Although I don’t care for your language, I understand your frustration.  There is a wonderful organization I would LOVE to foster for, but we wouldn’t even be considered because there is a daycare in the home, never mind that our dogs are kept upstairs and the kids are kept downstairs and they do not have contact unless I am right there.  I do understand though that their insurance company says it is too big of a risk for them to take.

Also, a complicated application does NOT always mean you will be rejected.  A lot of times it is to help them find a dog that is right for your particular situation.  For example, your interested in “Fido”, but Fido has a history of bolting out of the door, and your adoption application says you don’t have a fenced yard.  Maybe Fido isn’t the best fit for you, but perhaps Eddie, who DOESN’T need a fenced yard would be a better fit.  We fostered an older dog who needed to go potty a LOT.  A very nice gentleman wanted to adopt her, and he would have been an ideal home except that he worked long hours, and she wouldn’t be able to “hold it” that long.  He wasn’t approved to adopt our foster, but that didn’t disqualify him from adopting another dog who would be able to go for longer periods of time without being let out.

A $400-500 adoption fee does seem a bit high, yes, but you have to realize the kind of money that goes in to helping a lot of these dogs.  It’s not just feeding them until they get adopted.  Many need spaying and neutering, flea and tick treatments, heartworm or other parasite treatments, microchipping, basic shots, and more.  Some dogs need hundreds or even thousands of dollars worth of care before they get adopted.  Most rescue organizations and shelters are non-profit for a reason; they aren’t lining their pockets.  Most are making just enough through adoption fees and donations to keep their doors open so they can keep helping other dogs.  Also, a lot of organizations foster dogs rather than keeping them in a shelter situation.  I’m not seeing any of your adoption fee either.  As a foster, we are given food, and reimbused for medical expenses.  Treats, toys, and extras, we pay for ourselves. 

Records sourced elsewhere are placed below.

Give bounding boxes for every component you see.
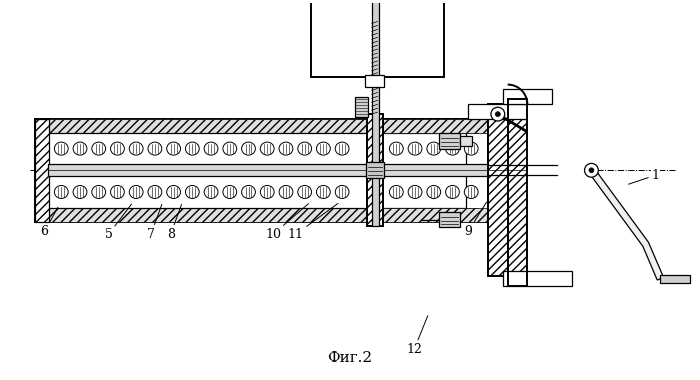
Bar xyxy=(366,162,384,178)
Ellipse shape xyxy=(148,185,162,198)
Ellipse shape xyxy=(408,142,422,155)
Ellipse shape xyxy=(316,185,330,198)
Text: Фиг.2: Фиг.2 xyxy=(328,350,372,364)
Ellipse shape xyxy=(279,142,293,155)
Bar xyxy=(35,119,478,133)
Ellipse shape xyxy=(148,142,162,155)
Circle shape xyxy=(491,107,505,121)
Bar xyxy=(382,208,488,222)
Ellipse shape xyxy=(260,142,274,155)
Bar xyxy=(439,133,461,149)
Ellipse shape xyxy=(223,185,237,198)
Bar xyxy=(660,275,690,283)
Bar xyxy=(508,99,527,286)
Bar xyxy=(382,119,488,133)
Ellipse shape xyxy=(73,185,87,198)
Ellipse shape xyxy=(167,185,181,198)
Ellipse shape xyxy=(446,185,459,198)
Ellipse shape xyxy=(241,142,255,155)
Ellipse shape xyxy=(260,185,274,198)
Bar xyxy=(35,119,50,222)
Bar xyxy=(527,104,592,276)
Ellipse shape xyxy=(464,185,478,198)
Text: 7: 7 xyxy=(147,204,162,241)
Bar xyxy=(461,136,473,146)
Ellipse shape xyxy=(389,185,403,198)
Ellipse shape xyxy=(55,142,68,155)
Ellipse shape xyxy=(167,142,181,155)
Ellipse shape xyxy=(223,142,237,155)
Ellipse shape xyxy=(335,185,349,198)
Text: 12: 12 xyxy=(406,316,428,356)
Ellipse shape xyxy=(73,142,87,155)
Bar xyxy=(372,0,379,226)
Bar xyxy=(365,75,384,87)
Circle shape xyxy=(496,112,500,117)
Ellipse shape xyxy=(279,185,293,198)
Bar xyxy=(48,165,557,176)
Ellipse shape xyxy=(427,185,441,198)
Ellipse shape xyxy=(408,185,422,198)
Bar xyxy=(508,99,527,286)
Bar xyxy=(46,133,466,208)
Text: 8: 8 xyxy=(167,204,181,241)
Bar xyxy=(468,104,527,119)
Text: 5: 5 xyxy=(104,204,132,241)
Ellipse shape xyxy=(55,185,68,198)
Bar xyxy=(503,271,572,286)
Ellipse shape xyxy=(316,142,330,155)
Bar xyxy=(311,0,444,77)
Bar xyxy=(355,97,368,117)
Ellipse shape xyxy=(92,142,106,155)
Text: 10: 10 xyxy=(265,204,309,241)
Text: 9: 9 xyxy=(464,202,486,238)
Ellipse shape xyxy=(186,185,199,198)
Ellipse shape xyxy=(130,142,143,155)
Ellipse shape xyxy=(204,185,218,198)
Text: 6: 6 xyxy=(41,207,58,238)
Ellipse shape xyxy=(427,142,441,155)
Ellipse shape xyxy=(204,142,218,155)
Circle shape xyxy=(584,163,598,177)
Ellipse shape xyxy=(464,142,478,155)
Bar xyxy=(488,104,508,276)
Ellipse shape xyxy=(446,142,459,155)
Ellipse shape xyxy=(298,185,312,198)
Ellipse shape xyxy=(389,142,403,155)
Ellipse shape xyxy=(241,185,255,198)
Ellipse shape xyxy=(298,142,312,155)
Text: 11: 11 xyxy=(288,203,338,241)
Ellipse shape xyxy=(111,185,125,198)
Bar xyxy=(367,114,382,226)
Ellipse shape xyxy=(111,142,125,155)
Bar xyxy=(439,212,461,228)
Bar xyxy=(382,119,488,222)
Bar xyxy=(35,119,478,222)
Bar xyxy=(503,90,552,104)
Circle shape xyxy=(589,168,594,173)
Polygon shape xyxy=(589,168,664,280)
Ellipse shape xyxy=(130,185,143,198)
Bar xyxy=(35,208,478,222)
Text: 1: 1 xyxy=(629,169,659,184)
Ellipse shape xyxy=(186,142,199,155)
Ellipse shape xyxy=(335,142,349,155)
Ellipse shape xyxy=(92,185,106,198)
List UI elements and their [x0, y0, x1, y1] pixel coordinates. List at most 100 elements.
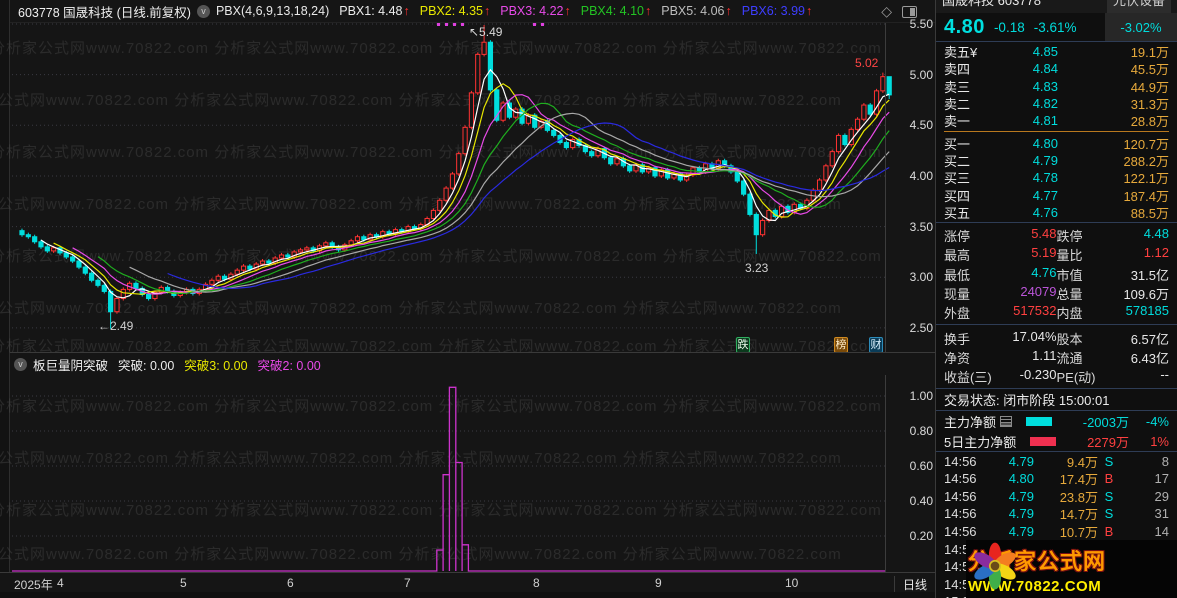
axis-month-label: 5 [180, 576, 187, 590]
bid-row[interactable]: 买一 4.80 120.7万 [936, 134, 1177, 152]
stats-row: 外盘 517532 内盘 578185 [936, 303, 1177, 322]
price-axis-label: 4.50 [909, 118, 933, 133]
book-price: 4.85 [1032, 44, 1058, 60]
price-axis-label: 5.00 [909, 67, 933, 82]
stat-cell: 市值 31.5亿 [1057, 265, 1170, 284]
trading-status-value: 闭市阶段 15:00:01 [1003, 393, 1110, 409]
tick-time: 14:5 [944, 559, 970, 575]
ask-row[interactable]: 卖四 4.84 45.5万 [936, 60, 1177, 77]
stat-cell: PE(动) -- [1057, 367, 1170, 386]
time-axis[interactable]: 2025年 4 5 6 7 8 9 10 日线 [0, 572, 935, 593]
diamond-icon[interactable]: ◇ [881, 3, 892, 19]
vendor-logo[interactable]: 分析家公式网 WWW.70822.COM [966, 540, 1177, 598]
tick-price: 4.79 [1008, 506, 1034, 522]
period-label[interactable]: 日线 [893, 576, 927, 593]
stat-value: 5.48 [1031, 226, 1057, 242]
stock-title: 603778 国晟科技 (日线.前复权) [18, 5, 191, 20]
bid-row[interactable]: 买三 4.78 122.1万 [936, 169, 1177, 186]
pbx-value: PBX4: 4.10↑ [580, 4, 652, 18]
book-price: 4.76 [1032, 204, 1058, 220]
book-level-label: 买三 [944, 171, 971, 187]
up-arrow-icon: ↑ [403, 4, 410, 18]
tick-row: 14:56 4.79 14.7万 S 31 [936, 505, 1177, 523]
ask-row[interactable]: 卖二 4.82 31.3万 [936, 95, 1177, 112]
tick-time: 14:56 [944, 506, 977, 522]
stat-value: 1.11 [1032, 347, 1057, 363]
tick-row: 14:56 4.80 17.4万 B 17 [936, 470, 1177, 488]
watermark-text: 分析家公式网www.70822.com 分析家公式网www.70822.com … [0, 196, 842, 213]
stats-row: 换手 17.04% 股本 6.57亿 [936, 328, 1177, 347]
logo-site-url: WWW.70822.COM [968, 577, 1102, 595]
axis-border [885, 23, 886, 352]
book-volume: 122.1万 [1123, 171, 1169, 187]
main-candlestick-chart[interactable]: 分析家公式网www.70822.com 分析家公式网www.70822.com … [0, 17, 935, 355]
price-axis-label: 3.50 [909, 219, 933, 234]
stats-row: 最高 5.19 量比 1.12 [936, 245, 1177, 264]
stat-cell: 涨停 5.48 [944, 226, 1057, 245]
layout-panel-icon[interactable] [902, 5, 917, 18]
stat-cell: 内盘 578185 [1057, 303, 1170, 322]
tick-price: 4.79 [1008, 453, 1034, 469]
chevron-down-circle-icon[interactable]: v [196, 4, 210, 18]
price-axis-label: 5.50 [909, 17, 933, 31]
sub-indicator-values: 突破: 0.00 突破3: 0.00 突破2: 0.00 [118, 355, 331, 374]
stat-cell: 跌停 4.48 [1057, 226, 1170, 245]
stat-key: 收益(三) [944, 370, 992, 386]
tick-volume: 14.7万 [1059, 507, 1098, 523]
stat-key: 股本 [1056, 331, 1083, 347]
stat-cell: 外盘 517532 [944, 303, 1057, 322]
tick-volume: 10.7万 [1059, 525, 1098, 541]
indicator-params-label: PBX(4,6,9,13,18,24) [215, 4, 330, 18]
stat-key: 最高 [944, 248, 971, 264]
sub-indicator-svg [12, 386, 885, 572]
watermark-text: 分析家公式网www.70822.com 分析家公式网www.70822.com … [0, 338, 882, 355]
price-axis-label: 4.00 [909, 168, 933, 183]
indicator-topbar: 603778 国晟科技 (日线.前复权) v PBX(4,6,9,13,18,2… [10, 0, 935, 22]
bottom-strip [0, 592, 935, 598]
stat-value: 4.48 [1143, 226, 1169, 242]
watermark-text: 分析家公式网www.70822.com 分析家公式网www.70822.com … [0, 40, 882, 57]
book-level-label: 卖四 [944, 62, 971, 78]
price-axis-label: 2.50 [909, 320, 933, 335]
book-level-label: 买二 [944, 153, 971, 169]
industry-tag[interactable]: 光伏设备 [1106, 0, 1171, 13]
stat-value: 24079 [1020, 284, 1057, 299]
up-arrow-icon: ↑ [484, 4, 491, 18]
stat-key: 净资 [944, 350, 971, 366]
stat-key: 总量 [1056, 287, 1083, 302]
stat-cell: 最低 4.76 [944, 265, 1057, 284]
trading-status-label: 交易状态: [944, 393, 1000, 409]
up-arrow-icon: ↑ [725, 4, 732, 18]
stat-cell: 流通 6.43亿 [1057, 348, 1170, 367]
stat-value: 578185 [1125, 303, 1169, 319]
ask-row[interactable]: 卖一 4.81 28.8万 [936, 112, 1177, 129]
sub-indicator-name: 板巨量阴突破 [33, 358, 109, 373]
pbx-value: PBX5: 4.06↑ [661, 4, 732, 18]
ask-row[interactable]: 卖三 4.83 44.9万 [936, 78, 1177, 95]
pbx-values: PBX1: 4.48↑ PBX2: 4.35↑ PBX3: 4.22↑ PBX4: 4… [329, 4, 812, 18]
bid-row[interactable]: 买五 4.76 88.5万 [936, 204, 1177, 221]
book-price: 4.84 [1032, 61, 1058, 77]
tick-row: 14:5 [936, 558, 1177, 576]
event-badge[interactable]: 跌 [736, 337, 750, 353]
bid-order-book: 买一 4.80 120.7万 买二 4.79 288.2万 买三 4.78 122.1万 买四 4.… [936, 133, 1177, 221]
price-change: -0.18 [993, 19, 1025, 35]
chevron-down-circle-icon[interactable]: v [14, 357, 27, 371]
price-row: 4.80 -0.18 -3.61% -3.02% [936, 13, 1177, 41]
stat-key: 流通 [1056, 350, 1083, 366]
event-badge[interactable]: 财 [869, 337, 883, 353]
watermark-text: 分析家公式网www.70822.com 分析家公式网www.70822.com … [0, 398, 882, 415]
ask-row[interactable]: 卖五¥ 4.85 19.1万 [936, 43, 1177, 60]
sub-axis-label: 0.40 [909, 494, 933, 508]
event-badge[interactable]: 榜 [834, 337, 848, 353]
bid-row[interactable]: 买四 4.77 187.4万 [936, 186, 1177, 204]
book-level-label: 卖二 [944, 97, 971, 113]
stat-cell: 收益(三) -0.230 [944, 367, 1057, 386]
tick-time: 14:56 [944, 471, 977, 487]
stat-key: 量比 [1056, 248, 1083, 264]
bid-row[interactable]: 买二 4.79 288.2万 [936, 152, 1177, 169]
list-icon[interactable] [1000, 415, 1013, 427]
sub-indicator-chart[interactable]: 分析家公式网www.70822.com 分析家公式网www.70822.com … [0, 375, 935, 572]
flow-color-swatch [1026, 416, 1053, 426]
flow-percent: -4% [1145, 413, 1169, 429]
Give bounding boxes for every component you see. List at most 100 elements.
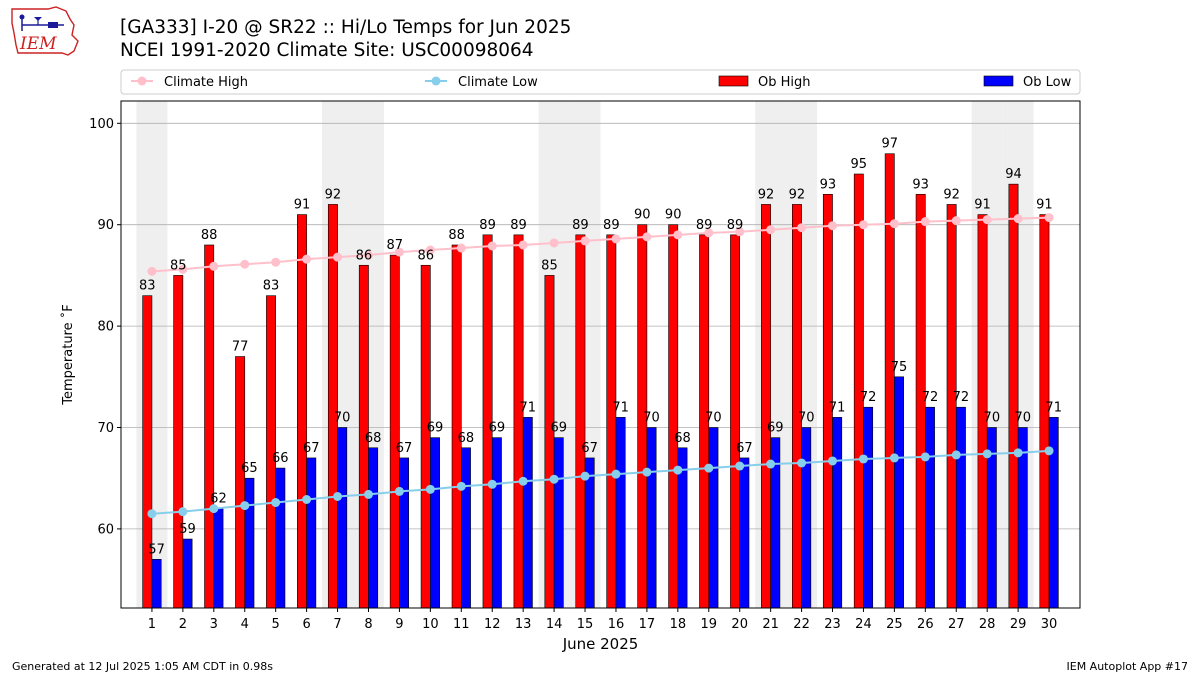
climate-high-point <box>363 250 373 260</box>
ob-high-value-label: 88 <box>448 228 465 243</box>
chart-subtitle: NCEI 1991-2020 Climate Site: USC00098064 <box>120 40 534 61</box>
ob-low-bar <box>244 477 255 609</box>
ob-high-bar <box>606 234 617 609</box>
y-tick-label: 60 <box>97 522 114 537</box>
climate-high-point <box>951 216 961 226</box>
climate-low-point <box>209 504 219 514</box>
ob-high-bar <box>1008 183 1019 609</box>
climate-low-point <box>982 449 992 459</box>
climate-high-point <box>920 217 930 227</box>
ob-low-value-label: 65 <box>241 461 258 476</box>
ob-high-value-label: 77 <box>232 340 249 355</box>
ob-low-value-label: 72 <box>922 390 939 405</box>
climate-high-point <box>642 232 652 242</box>
ob-high-bar <box>761 204 771 609</box>
ob-low-bar <box>708 427 719 609</box>
x-tick-label: 17 <box>639 617 656 632</box>
ob-high-value-label: 86 <box>356 248 373 263</box>
ob-high-value-label: 91 <box>1036 198 1053 213</box>
climate-high-point <box>889 219 899 229</box>
climate-high-point <box>704 228 714 238</box>
ob-high-value-label: 91 <box>974 198 991 213</box>
climate-high-line <box>151 216 1050 273</box>
climate-low-point <box>580 471 590 481</box>
ob-high-value-label: 89 <box>727 218 744 233</box>
ob-high-bar <box>946 204 957 609</box>
climate-high-point <box>735 227 745 237</box>
climate-high-point <box>1013 214 1023 224</box>
climate-high-point <box>1044 213 1054 223</box>
climate-low-point <box>704 463 714 473</box>
legend-climate-high: Climate High <box>131 75 248 90</box>
climate-low-line <box>151 449 1050 515</box>
ob-low-bar <box>151 559 162 609</box>
ob-high-value-label: 85 <box>541 258 558 273</box>
x-tick-label: 22 <box>793 617 810 632</box>
climate-low-point <box>302 495 312 505</box>
ob-high-value-label: 92 <box>758 187 775 202</box>
ob-high-value-label: 91 <box>294 198 311 213</box>
legend-bar-swatch <box>718 75 749 87</box>
chart-title: [GA333] I-20 @ SR22 :: Hi/Lo Temps for J… <box>120 17 572 38</box>
ob-high-value-label: 83 <box>139 279 156 294</box>
y-axis-label: Temperature ˚F <box>60 304 76 405</box>
ob-low-value-label: 68 <box>458 431 475 446</box>
ob-low-value-label: 70 <box>643 411 660 426</box>
ob-low-value-label: 67 <box>581 441 598 456</box>
ob-high-value-label: 97 <box>881 137 898 152</box>
ob-low-bar <box>863 406 874 609</box>
ob-low-bar <box>368 447 379 609</box>
x-tick-label: 24 <box>855 617 872 632</box>
climate-low-point <box>920 452 930 462</box>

There ARE shelters and rescues with lower adoption fees, as well, but before getting upset about any adoption fee, consider how much money you would have to spend getting vet checks, shots, and paying for spaying/neutering of a cheaper dog purchased from a less-than-reputable-source, (be it petstore, backyard breeder, etc).

If you ARE rejected for reasons you don’t agree with, or think an organizations fees are too high, check petfinder.com for other rescues and shelters that are either in your area, or willing to adopt outside of their local area.

This is a tough issue…the rules, regulations, and fees set up to help rescues succeed in their placements can sometimes backfire when people get upset and go buy animals from pet stores or backyard breeders instead.  The money that those people receive from the purchase of a puppy just goes to producing more badly bred puppies, some of which will end up flooding the shelters with more unwanted animals.  I hope to see the day when we don’t NEED animal shelters (or people shelters for that matter).  But please keep in mind that these are mostly volunteer organizations doing their best to do what they feel is best for the animals in their care.